Returning to my job, I worked the rest of my shift uneventfully, and retold the tale of my son’s wocket to all the crew as they heard of the commotion. As the end of my day was winding up, I happened to be in the back drive thru window. Shyly, my front counter crew member approached me. I finished with my customer and was told that my son was back from group. William and his clinician were in the play place waiting for me. They had the cup with them.

“You are joking, right?”

“No, and there are tons of kids in the play place.”

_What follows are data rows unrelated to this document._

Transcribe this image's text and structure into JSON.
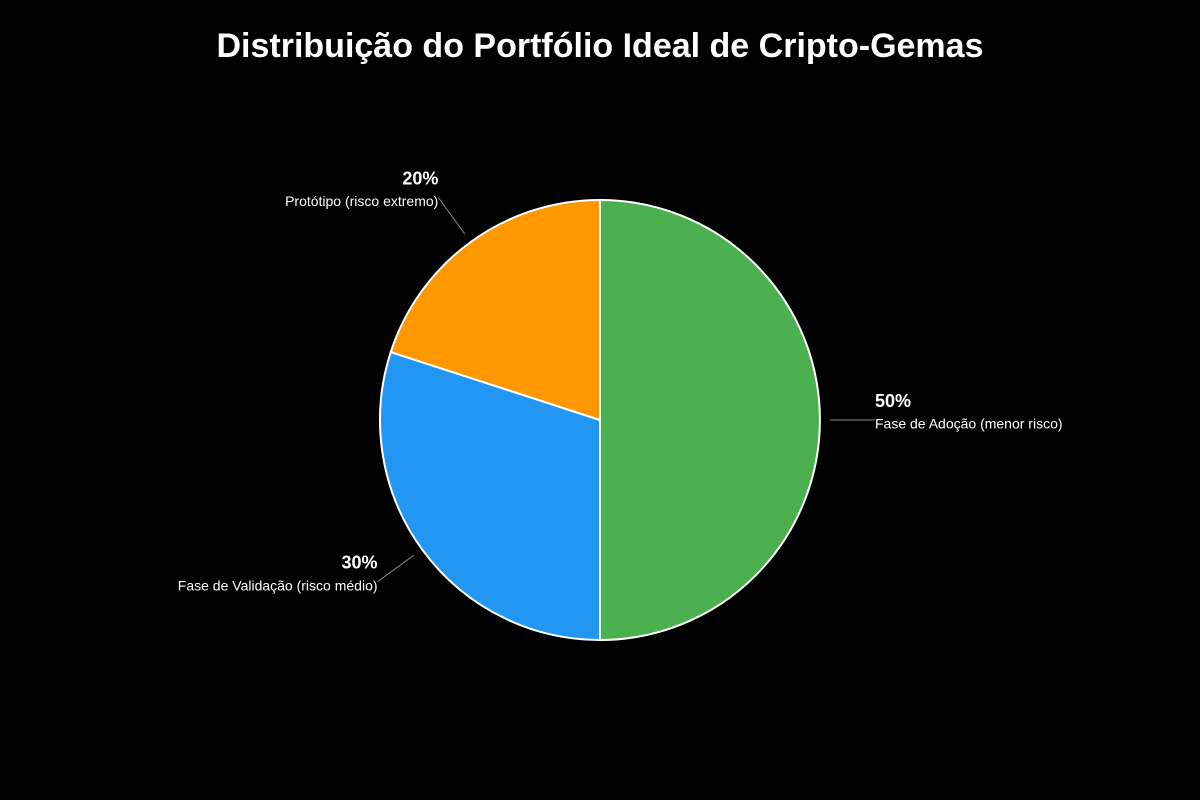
{
  "chart_data": {
    "type": "pie",
    "title": "Distribuição do Portfólio Ideal de Cripto-Gemas",
    "categories": [
      "Fase de Adoção (menor risco)",
      "Fase de Validação (risco médio)",
      "Protótipo (risco extremo)"
    ],
    "values": [
      50,
      30,
      20
    ],
    "value_labels": [
      "50%",
      "30%",
      "20%"
    ],
    "colors": [
      "#4caf50",
      "#2196f3",
      "#ff9800"
    ]
  }
}
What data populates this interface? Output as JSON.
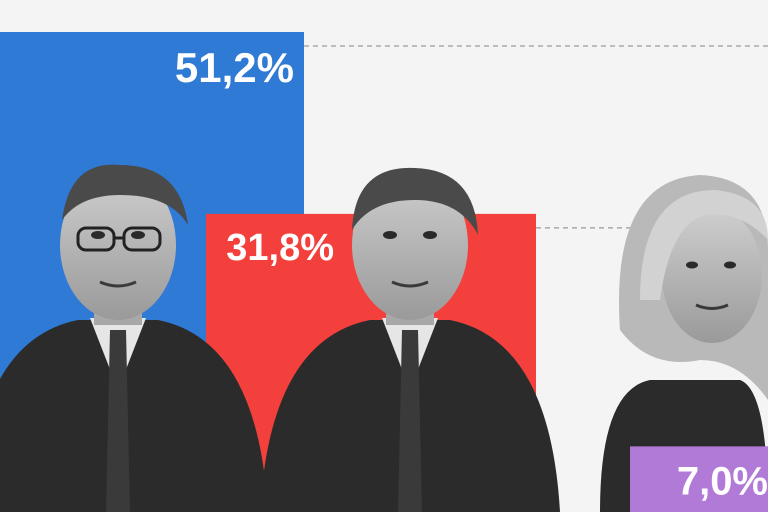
{
  "chart_data": {
    "type": "bar",
    "categories": [
      "",
      "",
      ""
    ],
    "values": [
      51.2,
      31.8,
      7.0
    ],
    "value_labels": [
      "51,2%",
      "31,8%",
      "7,0%"
    ],
    "bar_colors": [
      "#2f7ad4",
      "#f4403c",
      "#b07ad6"
    ],
    "title": "",
    "xlabel": "",
    "ylabel": "",
    "ylim": [
      0,
      55
    ],
    "grid": "dashed reference line at each bar's value",
    "legend": "none",
    "images": [
      "grayscale portrait behind bar 1",
      "grayscale portrait behind bar 2",
      "grayscale portrait behind bar 3"
    ]
  }
}
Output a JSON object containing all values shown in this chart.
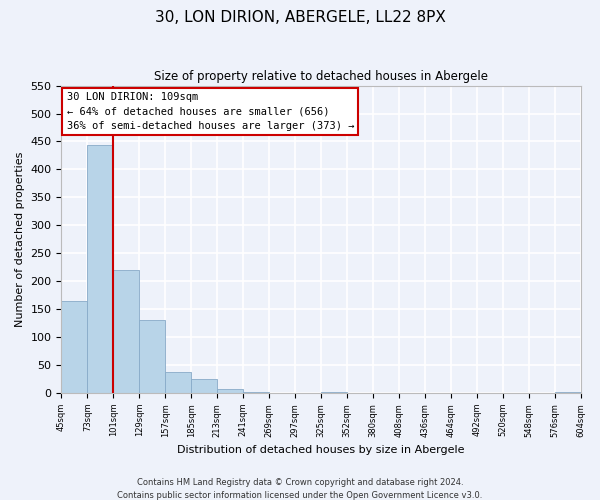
{
  "title": "30, LON DIRION, ABERGELE, LL22 8PX",
  "subtitle": "Size of property relative to detached houses in Abergele",
  "bar_values": [
    165,
    443,
    220,
    130,
    37,
    26,
    8,
    2,
    0,
    0,
    2,
    0,
    0,
    0,
    0,
    0,
    0,
    0,
    0,
    2
  ],
  "bin_labels": [
    "45sqm",
    "73sqm",
    "101sqm",
    "129sqm",
    "157sqm",
    "185sqm",
    "213sqm",
    "241sqm",
    "269sqm",
    "297sqm",
    "325sqm",
    "352sqm",
    "380sqm",
    "408sqm",
    "436sqm",
    "464sqm",
    "492sqm",
    "520sqm",
    "548sqm",
    "576sqm",
    "604sqm"
  ],
  "bar_color": "#b8d4e8",
  "bar_edge_color": "#88aac8",
  "vline_color": "#cc0000",
  "annotation_title": "30 LON DIRION: 109sqm",
  "annotation_line1": "← 64% of detached houses are smaller (656)",
  "annotation_line2": "36% of semi-detached houses are larger (373) →",
  "annotation_box_color": "white",
  "annotation_box_edge": "#cc0000",
  "ylabel": "Number of detached properties",
  "xlabel": "Distribution of detached houses by size in Abergele",
  "ylim": [
    0,
    550
  ],
  "yticks": [
    0,
    50,
    100,
    150,
    200,
    250,
    300,
    350,
    400,
    450,
    500,
    550
  ],
  "footer_line1": "Contains HM Land Registry data © Crown copyright and database right 2024.",
  "footer_line2": "Contains public sector information licensed under the Open Government Licence v3.0.",
  "bg_color": "#eef2fa",
  "grid_color": "white"
}
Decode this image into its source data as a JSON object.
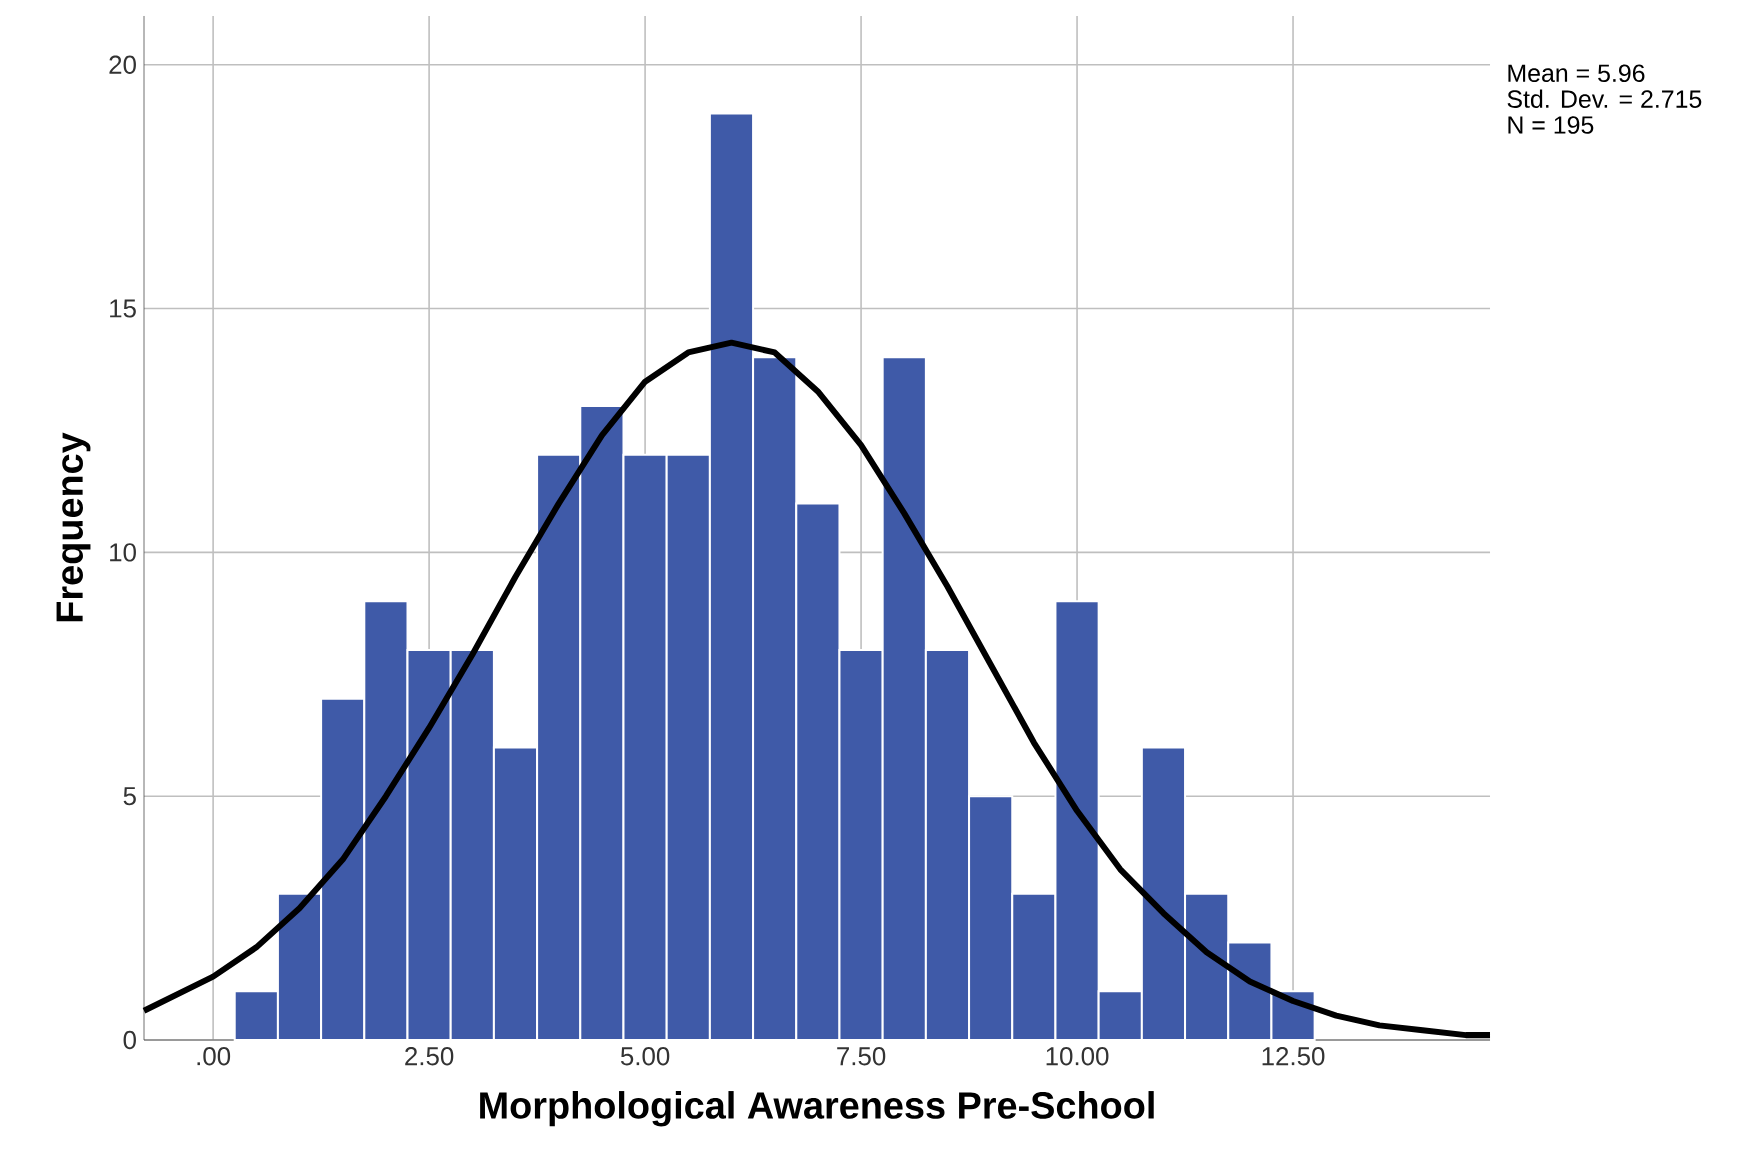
{
  "chart_data": {
    "type": "histogram",
    "xlabel": "Morphological Awareness Pre-School",
    "ylabel": "Frequency",
    "bins": [
      0.25,
      0.75,
      1.25,
      1.75,
      2.25,
      2.75,
      3.25,
      3.75,
      4.25,
      4.75,
      5.25,
      5.75,
      6.25,
      6.75,
      7.25,
      7.75,
      8.25,
      8.75,
      9.25,
      9.75,
      10.25,
      10.75,
      11.25,
      11.75,
      12.25,
      12.75
    ],
    "values": [
      1,
      3,
      7,
      9,
      8,
      8,
      6,
      12,
      13,
      12,
      12,
      19,
      14,
      11,
      8,
      14,
      8,
      5,
      3,
      9,
      1,
      6,
      3,
      2,
      1
    ],
    "color": "#3f5aa8",
    "series": [
      {
        "type": "line",
        "color": "#000000",
        "x": [
          -0.8,
          0,
          0.5,
          1,
          1.5,
          2,
          2.5,
          3,
          3.5,
          4,
          4.5,
          5,
          5.5,
          6,
          6.5,
          7,
          7.5,
          8,
          8.5,
          9,
          9.5,
          10,
          10.5,
          11,
          11.5,
          12,
          12.5,
          13,
          13.5,
          14,
          14.5,
          14.78
        ],
        "values": [
          0.6,
          1.3,
          1.9,
          2.7,
          3.7,
          5.0,
          6.4,
          7.9,
          9.5,
          11.0,
          12.4,
          13.5,
          14.1,
          14.3,
          14.1,
          13.3,
          12.2,
          10.8,
          9.3,
          7.7,
          6.1,
          4.7,
          3.5,
          2.6,
          1.8,
          1.2,
          0.8,
          0.5,
          0.3,
          0.2,
          0.1,
          0.1
        ]
      }
    ],
    "xlim": [
      -0.8,
      14.78
    ],
    "ylim": [
      0,
      21
    ],
    "xticks": [
      {
        "value": 0,
        "label": ".00"
      },
      {
        "value": 2.5,
        "label": "2.50"
      },
      {
        "value": 5,
        "label": "5.00"
      },
      {
        "value": 7.5,
        "label": "7.50"
      },
      {
        "value": 10,
        "label": "10.00"
      },
      {
        "value": 12.5,
        "label": "12.50"
      }
    ],
    "yticks": [
      0,
      5,
      10,
      15,
      20
    ],
    "grid": true,
    "annotations": [
      "Mean = 5.96",
      "Std. Dev. = 2.715",
      "N = 195"
    ]
  }
}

I duck into the office and look at the CCTV, I almost scream as I see the cup being held tightly by the clinician on a table with my son looking like he was begging to get it out. My headset was shoved to the poor crew member as I raced up front and beaconed for my son to come out of the play place to me at the counter.

“Why?” It was all I had to ask him.

“We didn’t go to the other site today, we stayed in the city.”

My hands covered my mouth in an attempt to silence the dread and aspiration coming out of me. “Bring it to me now!”

“Okay mama.”

Luckily one of my comanagers was able to get ahold of her mom who wanted to raise the little thing. We left the bird with her at the store.

Fast forward a week, my stepchildren are staying with us and it is a birthday weekend for our soon to be 1 year old and soon to be 12 year old daughters. William and my stepson, James are talking and suddenly James exclaimed. “You kept it alive the entire time?” I fast walk over and question the boys.

“William, how long did you have the bird?” I had thought about it before when the incident occurred.


“How long did you have it?”

James cuts in with, “He had told me about Sunday before we went back to mom’s house.”

“That was five days before he brought it out!” I almost fainted.

“How did you keep it alive and how in the world did I not know it was in the house for that long?”

“I feed it oatmeal and dug up worms for it. It was in the shoe box in my room covered by a blanket. I was a good mama bird to it. I miss my baby bird.”

My son is an amazingly smart and caring child despite all his struggles and difficulties. He has shown us love and compassion through his selfless acts in helping many creatures over the years now. He is truly a Saint Francis and animal whisperer.

Paula Melton Fulsom graduated cum laude from CVCC in 2021 with an Associates Degree in business administration. She is currently enrolled at the University of Lynchburg as a junior in the accounting program and works part-time at a small, local CPA firm.